About a year ago, I happened upon this statement about the Monitor in the Harvard Business Review – under the charming heading of “do things that don’t interest you”:

“Many things that end up” being meaningful, writes social scientist Joseph Grenny, “have come from conference workshops, articles, or online videos that began as a chore and ended with an insight. My work in Kenya, for example, was heavily influenced by a Christian Science Monitor article I had forced myself to read 10 years earlier. Sometimes, we call things ‘boring’ simply because they lie outside the box we are currently in.”

If you were to come up with a punchline to a joke about the Monitor, that would probably be it. We’re seen as being global, fair, insightful, and perhaps a bit too earnest. We’re the bran muffin of journalism.

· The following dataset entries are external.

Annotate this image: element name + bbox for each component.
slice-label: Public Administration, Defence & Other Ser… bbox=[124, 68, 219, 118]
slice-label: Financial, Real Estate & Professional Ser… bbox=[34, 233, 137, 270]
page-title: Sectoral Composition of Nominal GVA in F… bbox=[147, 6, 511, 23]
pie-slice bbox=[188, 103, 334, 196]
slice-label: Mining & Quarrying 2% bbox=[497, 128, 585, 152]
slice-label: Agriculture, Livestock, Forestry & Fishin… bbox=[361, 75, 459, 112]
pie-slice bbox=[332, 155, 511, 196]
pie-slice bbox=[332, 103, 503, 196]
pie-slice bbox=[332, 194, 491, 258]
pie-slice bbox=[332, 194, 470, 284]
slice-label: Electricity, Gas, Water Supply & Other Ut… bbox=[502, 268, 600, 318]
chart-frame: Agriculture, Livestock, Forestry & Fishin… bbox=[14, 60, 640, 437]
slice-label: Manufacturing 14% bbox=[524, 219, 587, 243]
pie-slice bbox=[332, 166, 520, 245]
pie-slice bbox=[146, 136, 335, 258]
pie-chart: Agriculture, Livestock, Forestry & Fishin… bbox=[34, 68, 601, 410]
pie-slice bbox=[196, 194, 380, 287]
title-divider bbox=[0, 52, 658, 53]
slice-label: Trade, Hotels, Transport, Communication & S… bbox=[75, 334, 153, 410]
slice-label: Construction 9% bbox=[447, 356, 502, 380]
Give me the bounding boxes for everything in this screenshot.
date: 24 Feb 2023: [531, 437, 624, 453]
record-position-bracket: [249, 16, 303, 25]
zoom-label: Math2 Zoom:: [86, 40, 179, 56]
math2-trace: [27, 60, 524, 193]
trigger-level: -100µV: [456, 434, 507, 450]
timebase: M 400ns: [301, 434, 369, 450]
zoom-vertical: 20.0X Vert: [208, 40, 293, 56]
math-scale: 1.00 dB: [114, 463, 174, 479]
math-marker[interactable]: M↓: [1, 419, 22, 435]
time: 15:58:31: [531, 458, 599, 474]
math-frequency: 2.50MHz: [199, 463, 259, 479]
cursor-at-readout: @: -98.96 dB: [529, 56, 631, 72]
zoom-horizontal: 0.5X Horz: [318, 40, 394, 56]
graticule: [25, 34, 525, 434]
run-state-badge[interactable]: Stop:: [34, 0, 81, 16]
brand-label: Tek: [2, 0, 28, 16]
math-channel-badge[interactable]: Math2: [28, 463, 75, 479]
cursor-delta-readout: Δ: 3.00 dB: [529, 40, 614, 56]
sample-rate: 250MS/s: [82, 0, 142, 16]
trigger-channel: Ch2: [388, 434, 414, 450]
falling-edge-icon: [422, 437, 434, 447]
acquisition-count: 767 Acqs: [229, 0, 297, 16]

But you know what? We change lives. And I’m going to argue that we change lives precisely because we force open that too-small box that most human beings think they live in.

The Monitor is a peculiar little publication that’s hard for the world to figure out. We’re run by a church, but we’re not only for church members and we’re not about converting people. We’re known as being fair even as the world becomes as polarized as at any time since the newspaper’s founding in 1908.

We have a mission beyond circulation, we want to bridge divides. We’re about kicking down the door of thought everywhere and saying, “You are bigger and more capable than you realize. And we can prove it.”